On Mon, 2004-10-11 at 14:54, Travis Pahl wrote:

> > It's gotten smaller many times, and the trend has been downward for
> > decades.  Only the Social Security tax has been increasing, masking the
> > reductions in the income tax.
> 
> Spending has increased despite small ups and downs in tax levels.  And
> social security is an income tax as well.  Again you are using
> governemnt classifications to mask the true nature of things.

The nature of things is irrelevant in many political decision making
processes. The nature of them both is theft, but that argument goes
nowhere with the public -- the voters. Indeed, a skilled communicator
can use the definitions the government provides to bring people to
oppose them where they would not have in the general "true nature" case.

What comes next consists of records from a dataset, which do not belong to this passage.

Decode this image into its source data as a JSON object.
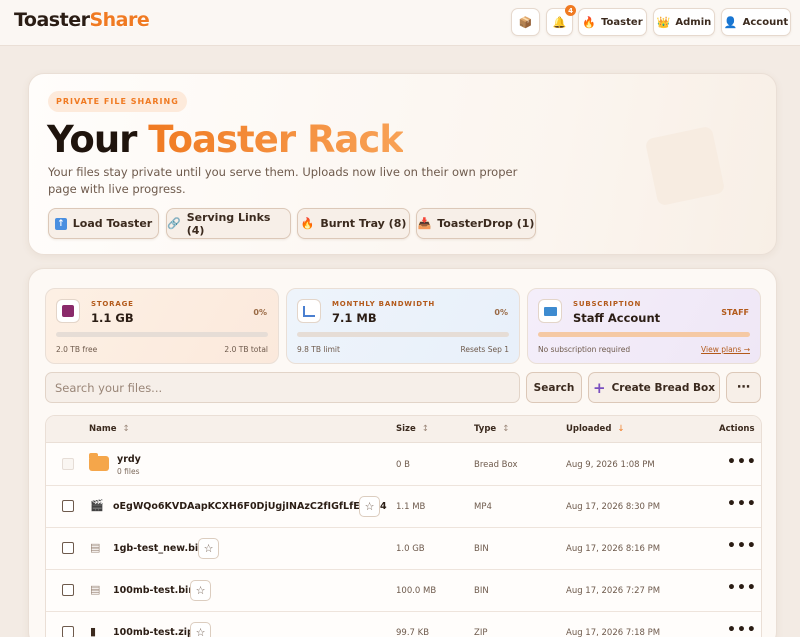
{
  "topbar": {
    "logo_main": "Toaster",
    "logo_accent": "Share",
    "notification_count": "4",
    "buttons": {
      "toaster": "Toaster",
      "admin": "Admin",
      "account": "Account"
    }
  },
  "hero": {
    "pill": "PRIVATE FILE SHARING",
    "title_main": "Your ",
    "title_accent": "Toaster Rack",
    "subtitle": "Your files stay private until you serve them. Uploads now live on their own proper page with live progress.",
    "actions": {
      "load": "Load Toaster",
      "links": "Serving Links (4)",
      "burnt": "Burnt Tray (8)",
      "drop": "ToasterDrop (1)"
    }
  },
  "stats": {
    "storage": {
      "label": "STORAGE",
      "value": "1.1 GB",
      "percent": "0%",
      "fill": 0,
      "left": "2.0 TB free",
      "right": "2.0 TB total"
    },
    "bandwidth": {
      "label": "MONTHLY BANDWIDTH",
      "value": "7.1 MB",
      "percent": "0%",
      "fill": 0,
      "left": "9.8 TB limit",
      "right": "Resets Sep 1"
    },
    "subscription": {
      "label": "SUBSCRIPTION",
      "value": "Staff Account",
      "tag": "STAFF",
      "fill": 1,
      "left": "No subscription required",
      "link": "View plans →"
    }
  },
  "toolbar": {
    "search_placeholder": "Search your files...",
    "search_button": "Search",
    "create_button": "Create Bread Box",
    "more": "⋯"
  },
  "table": {
    "headers": {
      "name": "Name",
      "size": "Size",
      "type": "Type",
      "uploaded": "Uploaded",
      "actions": "Actions"
    },
    "rows": [
      {
        "name": "yrdy",
        "sub": "0 files",
        "size": "0 B",
        "type": "Bread Box",
        "uploaded": "Aug 9, 2026 1:08 PM",
        "icon": "folder-icon"
      },
      {
        "name": "oEgWQo6KVDAapKCXH6F0DjUgjINAzC2fIGfLfE.mp4",
        "size": "1.1 MB",
        "type": "MP4",
        "uploaded": "Aug 17, 2026 8:30 PM",
        "icon": "video-file-icon"
      },
      {
        "name": "1gb-test_new.bin",
        "size": "1.0 GB",
        "type": "BIN",
        "uploaded": "Aug 17, 2026 8:16 PM",
        "icon": "file-icon"
      },
      {
        "name": "100mb-test.bin",
        "size": "100.0 MB",
        "type": "BIN",
        "uploaded": "Aug 17, 2026 7:27 PM",
        "icon": "file-icon"
      },
      {
        "name": "100mb-test.zip",
        "size": "99.7 KB",
        "type": "ZIP",
        "uploaded": "Aug 17, 2026 7:18 PM",
        "icon": "zip-file-icon"
      }
    ]
  },
  "colors": {
    "accent": "#f07a22",
    "background": "#f3ebe4"
  }
}
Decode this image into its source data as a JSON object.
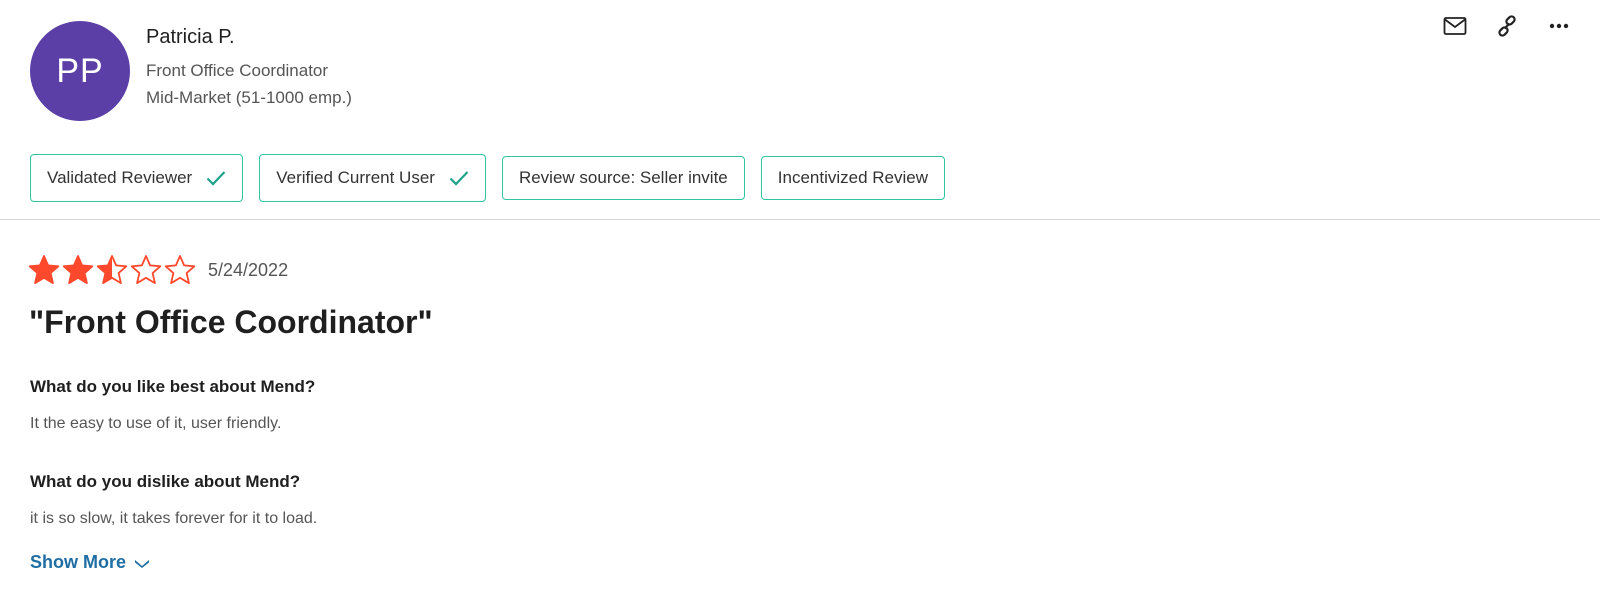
{
  "reviewer": {
    "initials": "PP",
    "name": "Patricia P.",
    "title": "Front Office Coordinator",
    "segment": "Mid-Market (51-1000 emp.)",
    "avatar_color": "#5b3ea6"
  },
  "actions": {
    "icons": [
      "mail-icon",
      "link-icon",
      "more-icon"
    ]
  },
  "badges": [
    {
      "label": "Validated Reviewer",
      "icon": "check-icon"
    },
    {
      "label": "Verified Current User",
      "icon": "check-icon"
    },
    {
      "label": "Review source: Seller invite"
    },
    {
      "label": "Incentivized Review"
    }
  ],
  "review": {
    "rating": 2.5,
    "rating_max": 5,
    "date": "5/24/2022",
    "title": "\"Front Office Coordinator\"",
    "q1": "What do you like best about Mend?",
    "a1": "It the easy to use of it, user friendly.",
    "q2": "What do you dislike about Mend?",
    "a2": "it is so slow, it takes forever for it to load.",
    "show_more": "Show More"
  },
  "colors": {
    "star": "#ff492c",
    "badge_border": "#2fc5a3",
    "check": "#1fa28a",
    "link": "#1f6ea3"
  }
}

> > >> How convenient of you to pull evidence from your crystal ball.
> > 
> > >You are doing the same by argueing that somehow this renaming of rent
> > >stabilazation method will someday lead to a free housing market in
> > >NYC.
> > 
> > There IS a free rental market in NYC, existing alongside the regulated one.
> > The free market keeps getting bigger and the regulated one smaller.
> > That's not future, that's recent past, thru now.
> 
> There is not multpile markets for one commodity.  

On what planet?

Let us walk through this particular example as I understand NYC
arrangements. 

Some land owners participate in the government regulations, meaning they
have limits on what they can charge, etc. for rent. Others choose not
to.

So some tenants, by definition, participate in one or the other market,
and in some cases both. If the supply and demand side of those markets
develop where one is favored over the other, it will increase faster or
subsume the other, But that in no way changes the existence of two
markets. I suppose one could play semantic games and say that those are
two aspects of the same overall market; but then you'd have to say the
overall market is in fact a free market -- and I suspect you'd object to
that (indeed I might as well).


> I know what the past has given us, but it does not mean that the trend
> will continue.  You beleive it will.  I beleive it will not. 
> Meanwhile other cities that got rid of it without these stupid plans 
> and have enjopyed free housing markets for deccades now.  Why you
> refuse to beleive that it could have been true in NYC had they not
> kept fighting for what was completely right rather than accepting a
> stupid small step is beyond me.

Maybe he has a better grasp on NYC politics than you.